The flexible wing is trimmed and controlled via multiple control surfaces, typically located along the leading and trailing edges. Due to the use of multiple controls, trimming the aircraft is cast as a trim optimization problem with constraints to find the control surface deflections that trim the vehicle to a required maneuver while minimizing a specified objective function. In the current study, the optimization problem is to trim the aircraft to a symmetric maneuver while minimizing the control effort as an objective, and constraining wing elastic deformations to a user defined value. Trim optimization is performed using linear programming.
While at trimmed flight, gust disturbances may result in a large dynamic response.
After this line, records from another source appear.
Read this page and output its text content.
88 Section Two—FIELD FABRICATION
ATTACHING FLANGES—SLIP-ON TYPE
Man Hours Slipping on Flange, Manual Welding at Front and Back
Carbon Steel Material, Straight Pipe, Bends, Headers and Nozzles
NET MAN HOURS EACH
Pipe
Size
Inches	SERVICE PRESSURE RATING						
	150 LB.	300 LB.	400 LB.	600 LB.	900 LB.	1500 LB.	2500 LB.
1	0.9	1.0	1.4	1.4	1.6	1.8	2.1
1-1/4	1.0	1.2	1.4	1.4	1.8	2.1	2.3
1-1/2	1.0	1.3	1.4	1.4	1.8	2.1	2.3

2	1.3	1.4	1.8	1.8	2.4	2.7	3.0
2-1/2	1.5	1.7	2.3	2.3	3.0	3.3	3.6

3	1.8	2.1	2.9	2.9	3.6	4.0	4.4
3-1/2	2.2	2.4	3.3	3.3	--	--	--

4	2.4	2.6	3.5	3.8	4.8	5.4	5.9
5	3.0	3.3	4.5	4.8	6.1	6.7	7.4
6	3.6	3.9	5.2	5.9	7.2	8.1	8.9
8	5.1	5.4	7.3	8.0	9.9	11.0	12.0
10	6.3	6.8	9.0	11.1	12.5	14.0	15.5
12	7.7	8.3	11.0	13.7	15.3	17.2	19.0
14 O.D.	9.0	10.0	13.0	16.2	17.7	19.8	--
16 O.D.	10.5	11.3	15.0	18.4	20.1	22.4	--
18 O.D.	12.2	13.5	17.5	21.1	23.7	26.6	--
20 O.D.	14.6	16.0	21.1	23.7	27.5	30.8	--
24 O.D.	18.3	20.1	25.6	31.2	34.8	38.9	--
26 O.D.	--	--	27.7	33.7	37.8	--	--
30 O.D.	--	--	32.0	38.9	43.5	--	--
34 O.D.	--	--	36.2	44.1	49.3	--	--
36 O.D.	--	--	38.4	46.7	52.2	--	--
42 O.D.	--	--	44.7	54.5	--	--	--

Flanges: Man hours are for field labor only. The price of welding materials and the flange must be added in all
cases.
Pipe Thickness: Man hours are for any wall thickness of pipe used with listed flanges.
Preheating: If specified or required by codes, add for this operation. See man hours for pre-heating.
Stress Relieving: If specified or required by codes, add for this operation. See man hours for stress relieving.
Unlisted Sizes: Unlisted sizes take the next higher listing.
A robust control scheme is designed and applied using H-infinity loop shaping, to demonstrate that although the control surfaces are used for trimming the aircraft, they have enough authority left to effectively minimize elastic wing deformations during gust penetration.
The above methodology is demonstrated on a highly flexible flying wing, similar to the NASA Helios aircraft. It is controlled via two leading- and two trailing-edge control surfaces. Trim optimization effectively allows trimmed flight at various load factors and dynamic pressure values in the flight envelope, while maintaining small structural deformations, of about 1/40 of the wing span. The H-infinity controller significantly reduces the maximum wing deflection experienced by a gust disturbance. Thus, large structural deformations can be prevented, avoiding related performance issues and the need for complex structural geometrically nonlinear analyses for such highly flexible airframes.